Update for August 18, 2020

​Regulatory Update
 
The FDA approved viltolarsen (Viltepso, NS Pharma), on 8/12/2020, for the treatment of Duchenne muscular dystrophy (DMD) in patients with a confirmed mutation in the DMD gene amenable to exon 53 skipping. Viltolarsen will compete with golodirsen (Vyondys 53, Sarepta), which was approved in 2019 for the treatment of DMD amenable to exon 53 skipping. Efficacy has not been established with either drug. Both will require a study to demonstrate they can improve the time to stand in DMD patients. If the trials fail to prove efficacy, the FDA may start proceedings to withdraw approval.
 
The FDA approved satralizumab (Enspryng, Genentech), on 8/17/2020, for the treatment of neuromyelitis optica spectrum disorder (NMOSD) in adults who are anti-aquaporin-4 or AQP4 antibody-positive. 
 
An FDA review of Mesoblast’s remestemcel-L data questioned the use of a single arm study design and felt the overall response rate used to determine efficacy was too low. However, the FDA’s Oncologic Drugs Advisory Committee voted 8-2 to recommend approval of remestemcel-L for the treatment of pediatric patients with steroid-refractory acute graft-versus-host disease (GVHD). 
 
The FDA accepted the NDA for G1 Therapeutics’ trilaciclib to preserve bone marrow and immune system function in patients being treated with chemotherapy for small cell lung cancer and set a PDUFA date of 2/15/2021.
 
The FDA accepted the BLA for Protalix BioTherapeutics’ pegunigalsidase alfa for the treatment of adult patients with Fabry disease and set a PDUFA date of 1/27/2021.
 
The FDA accepted the NDA for TG Therapeutics’ umbralisib for the treatment of follicular lymphoma and marginal zone lymphoma patients who have received at least one prior anti-CD20 based regimen. A PDUFA date of 2/15/21 has been set.
 
Announced Research Updates
 
Fulcrum reports interim data from 29 patients enrolled in the 48-week, 80 patient, Phase IIb ReDUX4 trial, where treatment with losmapimod did not reduce DUX4-driven gene expression in affected skeletal muscle biopsies at 16-weeks, compared to placebo in patients with facioscapulohumeral muscular dystrophy.

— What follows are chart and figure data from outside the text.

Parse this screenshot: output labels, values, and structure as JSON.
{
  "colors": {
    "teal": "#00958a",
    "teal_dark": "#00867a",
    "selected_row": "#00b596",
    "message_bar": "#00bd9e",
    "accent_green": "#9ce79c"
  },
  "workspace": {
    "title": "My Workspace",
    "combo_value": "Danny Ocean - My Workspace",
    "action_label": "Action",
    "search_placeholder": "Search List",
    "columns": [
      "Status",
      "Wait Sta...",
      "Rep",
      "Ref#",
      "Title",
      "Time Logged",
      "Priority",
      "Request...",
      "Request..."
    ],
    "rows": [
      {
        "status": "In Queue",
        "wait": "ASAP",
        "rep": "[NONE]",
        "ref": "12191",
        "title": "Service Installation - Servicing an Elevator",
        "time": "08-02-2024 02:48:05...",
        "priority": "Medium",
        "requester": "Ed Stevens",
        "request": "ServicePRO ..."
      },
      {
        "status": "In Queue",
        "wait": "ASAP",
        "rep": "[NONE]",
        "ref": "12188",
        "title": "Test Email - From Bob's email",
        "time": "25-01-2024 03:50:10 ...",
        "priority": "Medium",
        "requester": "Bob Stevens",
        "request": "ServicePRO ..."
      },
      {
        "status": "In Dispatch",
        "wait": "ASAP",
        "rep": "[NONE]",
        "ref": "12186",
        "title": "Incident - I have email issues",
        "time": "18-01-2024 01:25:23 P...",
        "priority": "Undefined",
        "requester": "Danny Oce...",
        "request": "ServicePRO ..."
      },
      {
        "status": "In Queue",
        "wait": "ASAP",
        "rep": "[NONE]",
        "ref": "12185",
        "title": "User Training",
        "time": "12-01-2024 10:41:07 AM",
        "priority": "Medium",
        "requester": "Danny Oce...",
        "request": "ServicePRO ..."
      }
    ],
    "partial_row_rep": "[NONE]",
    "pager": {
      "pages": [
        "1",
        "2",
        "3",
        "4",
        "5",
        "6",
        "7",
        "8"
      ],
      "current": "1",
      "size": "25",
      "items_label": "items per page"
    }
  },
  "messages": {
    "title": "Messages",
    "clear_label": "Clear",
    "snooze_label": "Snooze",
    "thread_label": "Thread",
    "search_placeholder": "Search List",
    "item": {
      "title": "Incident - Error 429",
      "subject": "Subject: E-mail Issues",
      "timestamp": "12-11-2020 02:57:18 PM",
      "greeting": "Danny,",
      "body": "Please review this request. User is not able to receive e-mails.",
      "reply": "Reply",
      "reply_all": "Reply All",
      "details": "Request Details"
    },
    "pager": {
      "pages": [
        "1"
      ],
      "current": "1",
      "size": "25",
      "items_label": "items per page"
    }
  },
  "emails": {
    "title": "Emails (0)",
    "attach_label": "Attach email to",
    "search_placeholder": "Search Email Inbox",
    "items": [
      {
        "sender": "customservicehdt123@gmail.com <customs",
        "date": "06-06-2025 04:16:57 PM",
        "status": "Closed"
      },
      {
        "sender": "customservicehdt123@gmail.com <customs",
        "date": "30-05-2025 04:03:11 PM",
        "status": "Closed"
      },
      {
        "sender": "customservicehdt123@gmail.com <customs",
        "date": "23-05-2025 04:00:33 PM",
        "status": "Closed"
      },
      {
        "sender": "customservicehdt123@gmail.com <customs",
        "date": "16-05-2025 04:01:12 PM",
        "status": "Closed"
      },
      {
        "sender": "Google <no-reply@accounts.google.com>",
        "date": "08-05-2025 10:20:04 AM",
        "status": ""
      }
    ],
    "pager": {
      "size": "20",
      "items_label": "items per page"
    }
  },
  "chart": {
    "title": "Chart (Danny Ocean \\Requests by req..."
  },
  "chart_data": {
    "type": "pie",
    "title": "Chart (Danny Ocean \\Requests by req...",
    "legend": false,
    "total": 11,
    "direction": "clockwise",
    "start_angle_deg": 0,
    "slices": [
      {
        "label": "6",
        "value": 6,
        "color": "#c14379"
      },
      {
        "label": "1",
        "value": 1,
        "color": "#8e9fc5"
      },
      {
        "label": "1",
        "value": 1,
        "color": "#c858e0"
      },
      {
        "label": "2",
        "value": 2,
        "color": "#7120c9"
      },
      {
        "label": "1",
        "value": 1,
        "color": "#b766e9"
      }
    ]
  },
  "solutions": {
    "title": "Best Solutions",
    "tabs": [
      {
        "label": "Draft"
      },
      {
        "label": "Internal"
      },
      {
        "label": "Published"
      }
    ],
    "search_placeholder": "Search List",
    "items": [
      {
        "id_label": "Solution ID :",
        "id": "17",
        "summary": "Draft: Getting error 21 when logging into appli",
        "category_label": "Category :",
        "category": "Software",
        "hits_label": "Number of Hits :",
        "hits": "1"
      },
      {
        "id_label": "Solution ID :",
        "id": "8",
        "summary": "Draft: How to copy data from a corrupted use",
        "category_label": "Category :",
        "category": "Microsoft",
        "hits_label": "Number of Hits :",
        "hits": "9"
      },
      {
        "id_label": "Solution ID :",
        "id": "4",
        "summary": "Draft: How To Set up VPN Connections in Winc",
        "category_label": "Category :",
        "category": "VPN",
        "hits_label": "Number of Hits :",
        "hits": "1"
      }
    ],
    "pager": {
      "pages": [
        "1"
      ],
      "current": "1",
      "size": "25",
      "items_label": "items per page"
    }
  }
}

Despite the lack of effect in an interim analysis, Fulcrum plans to continue the ReDUX4 trial, because in patients with the highest pre-treatment DUX4-driven gene expression, losmapimod reduced DUX4-driven gene expression more than placebo.
 
Verona announced that in a 4-week, 416 patient, Phase IIb, dose ranging trial, ensifentrine plus tiotropium increased FEV1 compared to tiotropium alone (ensifentrine dose-dependent increase of 78 mL to 124 mL) in patients with chronic obstructive pulmonary disease. 
 
Novo halted the Phase II explorer5 trial and the Phase III explorer7 and 8 trials, in March 2020, due to thrombotic events in three patients. All three trails were evaluating concizumab as prophylactic treatment in both hemophilia A and B regardless of inhibitor status. Novo restarted all three trials in August 2020 with new safety measures in place.
 
Published Research Updates
 
In the 24-week, 2,691 patient, Phase III, SAKURA 3 trial (a long -term follow-up with patients that participated in the SAKURA 1 & 2 trials), treatment with daxibotulinumtoxinA resulted in a reduction in the Investigator Global Assessment-Frown Wrinkle Severity (IGA-FWS) score, which peaked at two to four weeks where 96% of patients had an IGA-FWS score of none to mild and at 24-weeks, 32% of patients had a similar score. The most common ADR were headache (5.9%), nasopharyngitis (4.4%), injection site pain (3.9%), and injection site erythema (3.3%).